Another difference from India is that most of the Chinese outsourcing business is in Greater China--with Chinese companies or multinationals operating in China. Indian companies exported most of their work to the West (and have never been able to make many in-roads in China). VanceInfo's headcount numbered 12,542 at the end of the second quarter--up by 25% from a year earlier--but only 200 of those were outside Greater China. The company does seek to grow in Europe and North America by moving into consulting and business solutions, allowing it to travel up the value chain by taking on more lucrative projects.
But despite VanceInfo's digital culture, change can be slow. In fact much of the industry looks inward, because business has been so abundant in China. "This is a very Chinese company," says Samec, noting that there has been much talk of adding foreign expertise to help the company grow and especially to expand overseas, but little action. Says David Chen: "This is something we have talked about and agreed upon, but we have been slow to implement. We really need to step up."
Punished for a Rival's Misdeeds VanceInfo began the year tipped as one of the world's hottest stocks.

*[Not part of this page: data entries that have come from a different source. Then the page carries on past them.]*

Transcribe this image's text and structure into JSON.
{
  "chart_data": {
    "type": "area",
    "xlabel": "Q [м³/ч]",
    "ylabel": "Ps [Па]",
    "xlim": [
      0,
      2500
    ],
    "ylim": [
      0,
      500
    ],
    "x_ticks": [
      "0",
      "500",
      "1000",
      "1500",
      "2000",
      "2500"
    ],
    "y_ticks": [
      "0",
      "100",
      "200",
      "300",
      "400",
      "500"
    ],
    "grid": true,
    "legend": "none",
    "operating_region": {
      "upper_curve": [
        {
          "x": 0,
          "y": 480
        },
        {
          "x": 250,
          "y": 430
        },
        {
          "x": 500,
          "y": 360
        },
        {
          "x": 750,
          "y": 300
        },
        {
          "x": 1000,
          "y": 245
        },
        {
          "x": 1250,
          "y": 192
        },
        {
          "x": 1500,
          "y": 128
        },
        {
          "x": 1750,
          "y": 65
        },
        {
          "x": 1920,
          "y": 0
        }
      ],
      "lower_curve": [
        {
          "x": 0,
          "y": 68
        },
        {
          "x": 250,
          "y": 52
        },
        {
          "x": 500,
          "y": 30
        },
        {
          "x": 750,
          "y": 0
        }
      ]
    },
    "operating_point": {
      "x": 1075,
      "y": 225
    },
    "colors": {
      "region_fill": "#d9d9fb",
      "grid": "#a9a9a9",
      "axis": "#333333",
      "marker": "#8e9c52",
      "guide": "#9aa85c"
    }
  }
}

Then in May a scandal erupted at rival Chinese outsourcer Longtop Financial Technologies, hitting the shares of the entire sector. From around $32 a share, VanceInfo's stock fell to almost $5 early last month before beginning to rebound to around $11. And it didn't help that VanceInfo Chief Financial Officer Sidney Huang served as CFO of Longtop in 2005–06; he has not been connected to the scandal.
Investors were giving the sector's wave of listings increased scrutiny, albeit a bit late. Both Longtop and VanceInfo went public on the New York Stock Exchange in 2007. Choosing the U.S. over markets in China opened the vaults to bigger investments, at the price of more regulation and paperwork. The scandal came to light when its auditor for several years, Deloitte Shanghai, resigned, alleging that financial information had been falsified.
By the time trading in Longtop was halted in August, over $1 billion in value had evaporated. Scores of lawsuits are pending and a U.S. Securities and Exchange Commission investigation guarantees that the matter will remain in the news. "It will take some time to recover," says VanceInfo's David Chen. Yet he downplays any long-term impact. Rising costs and the yuan's continuing strength, he maintains, are bigger concerns that also contributed to the stock drop. Now, with a chance for the sector to feast on Longtop's clients, analysts see VanceInfo becoming a hot stock again, climbing to a $16 to $20 range. --R.G.
The Name Remains The Same VanceInfo's first name was Worksoft, but the company later discovered a U.S. company called Worksoft. When it changed its English name to VanceInfo, it decided it didn't need to change the Chinese name. The first character denotes literature or culture, and the second, contemplation and thinking. In Chinese they sound similar to "vance," so the company chose VanceInfo for the English name. It's a play on "advancing information," says President David Chen. "It is really what we are about, to advance your potential." --R.G.